Q. My condominium does not allow any animals, as spelled out in the condominium rules and regulations. This was one of the reasons I purchased in this building because it didn’t allow pets. With no regard to the rules, however, several owners had recently snuck in cats for pets. Our property is smaller, with only 39 units and only one elevator.
When the building was new, the builder allowed the first owners to bring in their small pets, with the understanding that when the animal died, there would be no replacing them. Subsequent buyers were never allowed to have animals.
What can we do to solve this problem?
—A Catch-22 in Coral Gables
A. “There are a few areas of concern raised in the fact pattern,” according to James Robert Caves III, an attorney with the law firm of Becker & Poliakoff in Fort Myers. “The first is how a developer’s failure to enforce the governing documents affect future enforcement by the owner-controlled association. Typically, a developer’s failure to enforce restrictions in the documents do not carry over to the owner-controlled board. However, if following turnover, the owner-controlled association did not take steps to enforce the documents, even if the violations began before turnover, then the association would be dealing with a failure to enforce problem.
“In addressing an association’s failure to enforce the documents, there are a number of potential problems.

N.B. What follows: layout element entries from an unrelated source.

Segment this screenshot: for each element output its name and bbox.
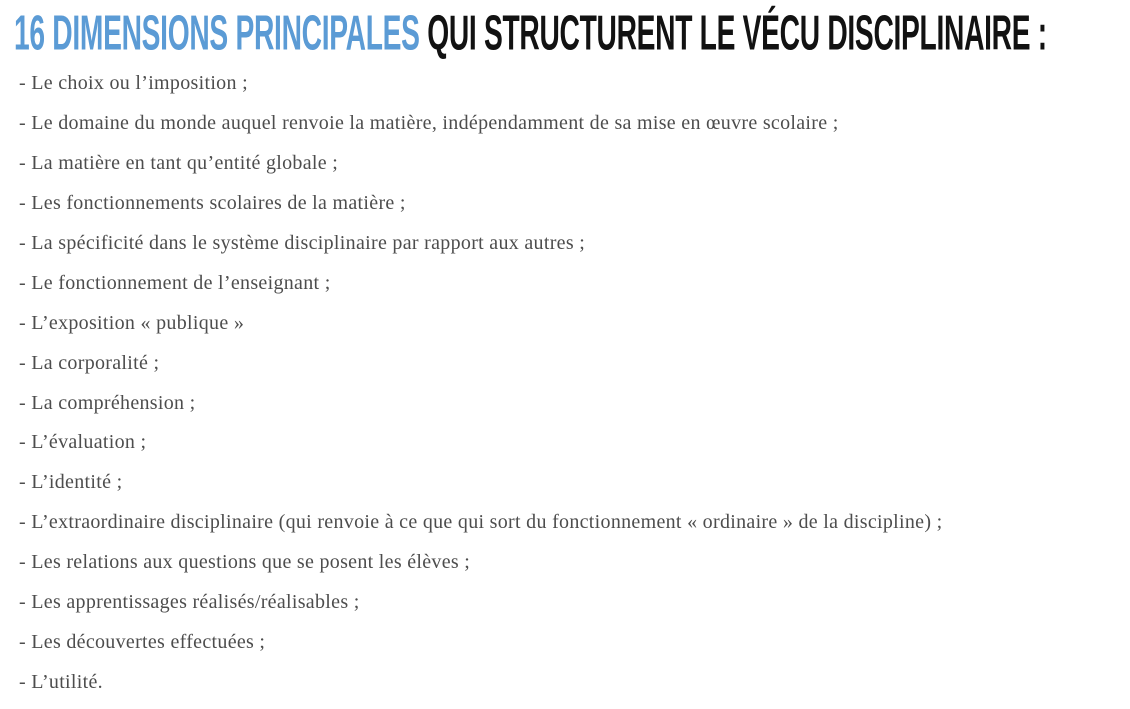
slide-title-highlight: 16 DIMENSIONS PRINCIPALES	[14, 4, 420, 60]
list-item: - L’évaluation ;	[19, 431, 147, 454]
list-item: - Le fonctionnement de l’enseignant ;	[19, 271, 331, 294]
list-item: - Le domaine du monde auquel renvoie la matière, indépendamment de sa mise en œuvre scolaire ;	[19, 112, 839, 135]
list-item: - Les apprentissages réalisés/réalisables ;	[19, 591, 360, 614]
list-item: - La corporalité ;	[19, 351, 160, 374]
list-item: - Le choix ou l’imposition ;	[19, 72, 248, 95]
list-item: - La matière en tant qu’entité globale ;	[19, 152, 339, 175]
dimension-list	[19, 64, 942, 702]
list-item: - Les fonctionnements scolaires de la matière ;	[19, 192, 406, 215]
list-item: - La compréhension ;	[19, 391, 196, 414]
list-item: - Les relations aux questions que se posent les élèves ;	[19, 551, 471, 574]
list-item: - Les découvertes effectuées ;	[19, 630, 266, 653]
slide-title-rest: QUI STRUCTURENT LE VÉCU DISCIPLINAIRE :	[419, 4, 1047, 60]
list-item: - L’extraordinaire disciplinaire (qui renvoie à ce que qui sort du fonctionnement « ordinaire » de la discipline) ;	[19, 511, 943, 534]
list-item: - L’identité ;	[19, 471, 123, 494]
list-item: - La spécificité dans le système disciplinaire par rapport aux autres ;	[19, 232, 586, 254]
slide-title	[14, 4, 1047, 60]
list-item: - L’exposition « publique »	[19, 311, 245, 334]
list-item: - L’utilité.	[19, 670, 103, 693]
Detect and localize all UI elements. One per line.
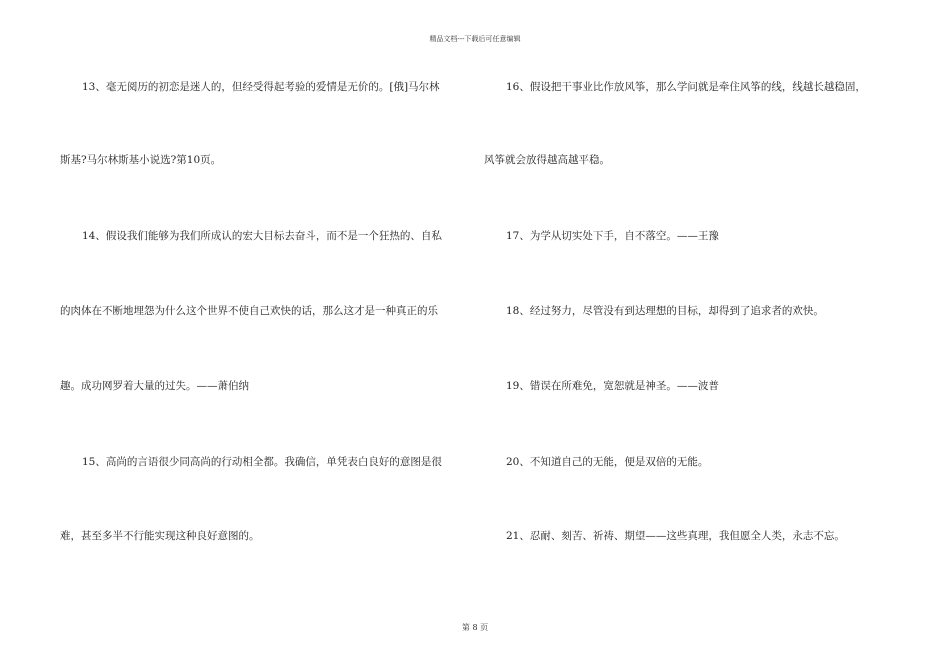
quote-13-line-2: 斯基?马尔林斯基小说选?第10页。	[60, 154, 222, 166]
quote-17: 17、为学从切实处下手，自不落空。——王豫	[506, 230, 719, 242]
quote-14-line-1: 14、假设我们能够为我们所成认的宏大目标去奋斗，而不是一个狂热的、自私	[82, 230, 442, 242]
quote-21: 21、忍耐、刻苦、祈祷、期望——这些真理，我但愿全人类，永志不忘。	[506, 530, 845, 542]
quote-16-line-1: 16、假设把干事业比作放风筝，那么学问就是牵住风筝的线，线越长越稳固，	[506, 81, 866, 93]
quote-15-line-1: 15、高尚的言语很少同高尚的行动相全都。我确信，单凭表白良好的意图是很	[82, 456, 442, 468]
quote-16-line-2: 风筝就会放得越高越平稳。	[484, 154, 610, 166]
quote-20: 20、不知道自己的无能，便是双倍的无能。	[506, 456, 709, 468]
quote-13-line-1: 13、毫无阅历的初恋是迷人的，但经受得起考验的爱情是无价的。[俄]马尔林	[82, 81, 440, 93]
page-header: 精品文档---下载后可任意编辑	[429, 35, 521, 43]
quote-18: 18、经过努力，尽管没有到达理想的目标，却得到了追求者的欢快。	[506, 305, 824, 317]
quote-19: 19、错误在所难免，宽恕就是神圣。——波普	[506, 380, 719, 392]
quote-15-line-2: 难，甚至多半不行能实现这种良好意图的。	[60, 530, 260, 542]
page-number: 第 8 页	[461, 623, 489, 632]
quote-14-line-3: 趣。成功网罗着大量的过失。——萧伯纳	[60, 380, 249, 392]
quote-14-line-2: 的肉体在不断地埋怨为什么这个世界不使自己欢快的话，那么这才是一种真正的乐	[60, 305, 438, 317]
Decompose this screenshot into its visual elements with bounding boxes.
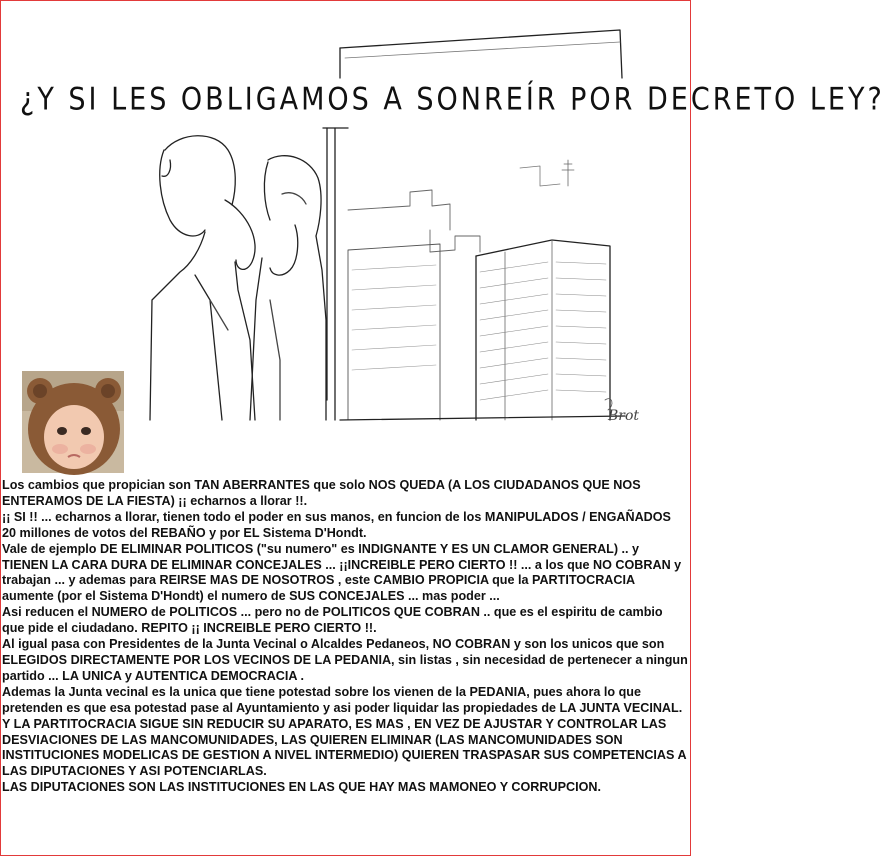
- artist-signature: Brot: [608, 408, 640, 424]
- paragraph: Ademas la Junta vecinal es la unica que tiene potestad sobre los vienen de la PEDANIA, pues ahora lo que pretenden es que esa potestad pase al Ayuntamiento y asi poder liquidar las propiedades de LA JUNTA VECINAL.: [2, 684, 683, 715]
- paragraph: Los cambios que propician son TAN ABERRANTES que solo NOS QUEDA (A LOS CIUDADANOS QUE NOS ENTERAMOS DE LA FIESTA) ¡¡ echarnos a llorar !!.: [2, 478, 641, 508]
- paragraph: Asi reducen el NUMERO de POLITICOS ... pero no de POLITICOS QUE COBRAN .. que es el espiritu de cambio que pide el ciudadano. REPITO ¡¡ INCREIBLE PERO CIERTO !!.: [2, 605, 663, 636]
- baby-photo: [22, 371, 124, 473]
- paragraph: ¡¡ SI !! ... echarnos a llorar, tienen todo el poder en sus manos, en funcion de los MANIPULADOS / ENGAÑADOS 20 millones de votos del REBAÑO y por EL Sistema D'Hondt.: [2, 509, 671, 540]
- paragraph: Vale de ejemplo DE ELIMINAR POLITICOS ("su numero" es INDIGNANTE Y ES UN CLAMOR GENERAL) .. y TIENEN LA CARA DURA DE ELIMINAR CONCEJALES ... ¡¡INCREIBLE PERO CIERTO !! ... a los que NO COBRAN y trabajan ... y ademas para REIRSE MAS DE NOSOTROS , este CAMBIO PROPICIA que la PARTITOCRACIA aumente (por el Sistema D'Hondt) el numero de SUS CONCEJALES ... mas poder ...: [2, 541, 682, 604]
- article-body: [2, 478, 688, 796]
- paragraph: Y LA PARTITOCRACIA SIGUE SIN REDUCIR SU APARATO, ES MAS , EN VEZ DE AJUSTAR Y CONTROLAR LAS DESVIACIONES DE LAS MANCOMUNIDADES, LAS QUIEREN ELIMINAR (LAS MANCOMUNIDADES SON INSTITUCIONES MODELICAS DE GESTION A NIVEL INTERMEDIO) QUIEREN TRASPASAR SUS COMPETENCIAS A LAS DIPUTACIONES Y ASI POTENCIARLAS.: [2, 716, 687, 779]
- baby-portrait-icon: [22, 371, 124, 473]
- cartoon-headline: ¿Y SI LES OBLIGAMOS A SONREÍR POR DECRETO LEY?: [20, 82, 885, 118]
- paragraph: LAS DIPUTACIONES SON LAS INSTITUCIONES EN LAS QUE HAY MAS MAMONEO Y CORRUPCION.: [2, 780, 601, 795]
- paragraph: Al igual pasa con Presidentes de la Junta Vecinal o Alcaldes Pedaneos, NO COBRAN y son los unicos que son ELEGIDOS DIRECTAMENTE POR LOS VECINOS DE LA PEDANIA, sin listas , sin necesidad de pertenecer a ningun partido ... LA UNICA y AUTENTICA DEMOCRACIA .: [2, 637, 688, 683]
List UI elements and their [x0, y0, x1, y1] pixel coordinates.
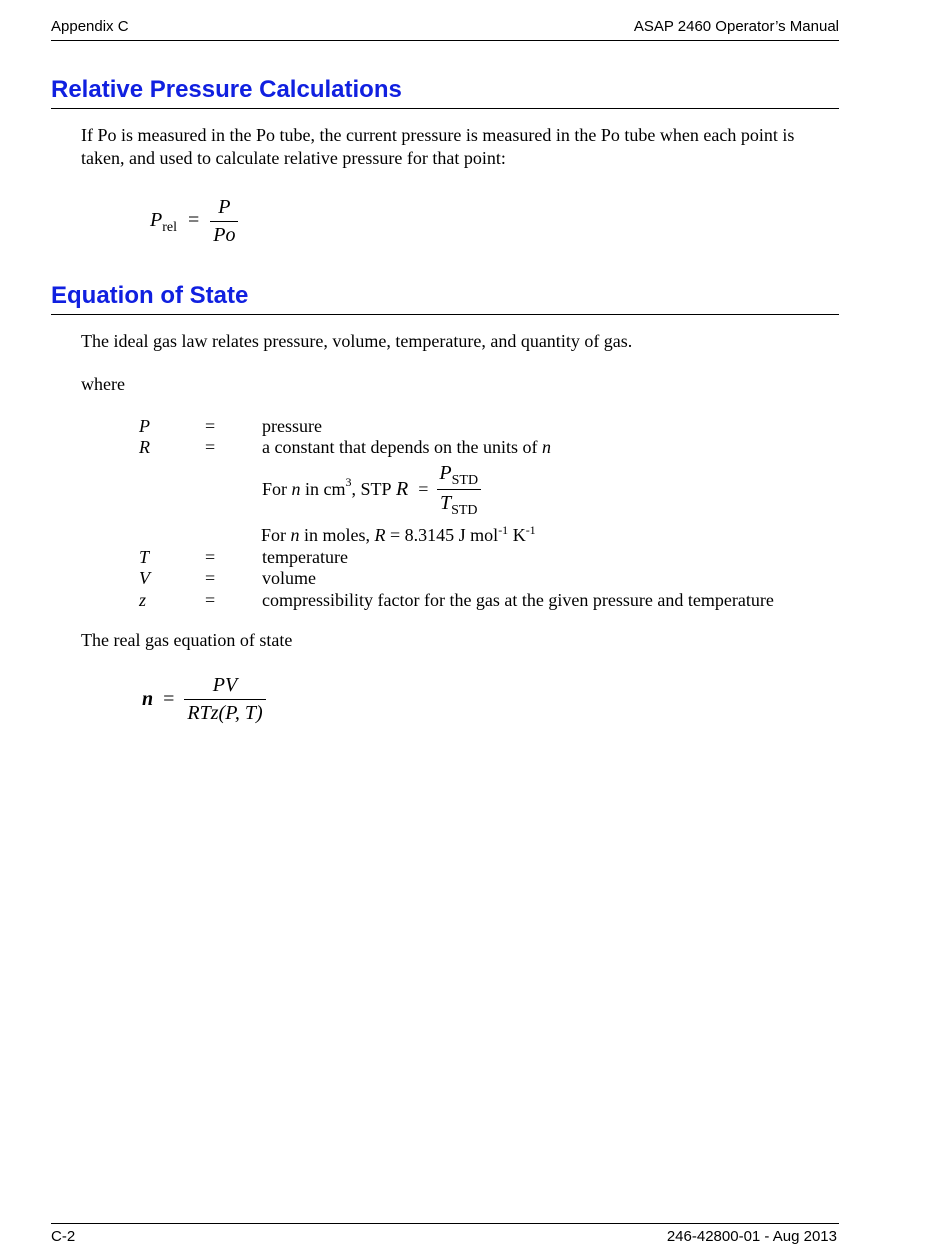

If the violation has been ongoing for more than 5 years then there is a real possibility that the statute of limitations has run and the association would be unable to enforce against that owner.
“However, the most typical problem that arises when an association does not enforce its documents is selective enforcement or estoppel. If the association has not enforced a specific restriction, here a ban on pets, against all owners, it is typically prohibited from enforcing that restriction against owners committing new violations.
“This problem arises with some frequency, particularly when past boards have failed to enforce the documents and a new board now wants to do so. None of the community association statutes squarely address how to “revive” a restriction that has not been uniformly enforced. However, the association can publish its intention of uniformly enforcing the restriction going forward and “grandfather-in” in the existing violations. This process originally developed out of an appellate court case and has been relied on by the Division of Condominiums, Timeshares and Mobile Homes in a number of arbitration decisions. However, to my knowledge, it has not been subsequently relied on in any other court decisions. This solution, however, will likely not solve the owner’s problem, as it appears he wants to remove the existing pets, which may not be feasible, depending on the facts.
“The issues above discuss potential problems the association may face in enforcing the pet restriction when it has not uniformly enforced the restrictions against all owners. However, these limitations may not apply to an individual unit owner who seeks to enforce the documents against other owners.”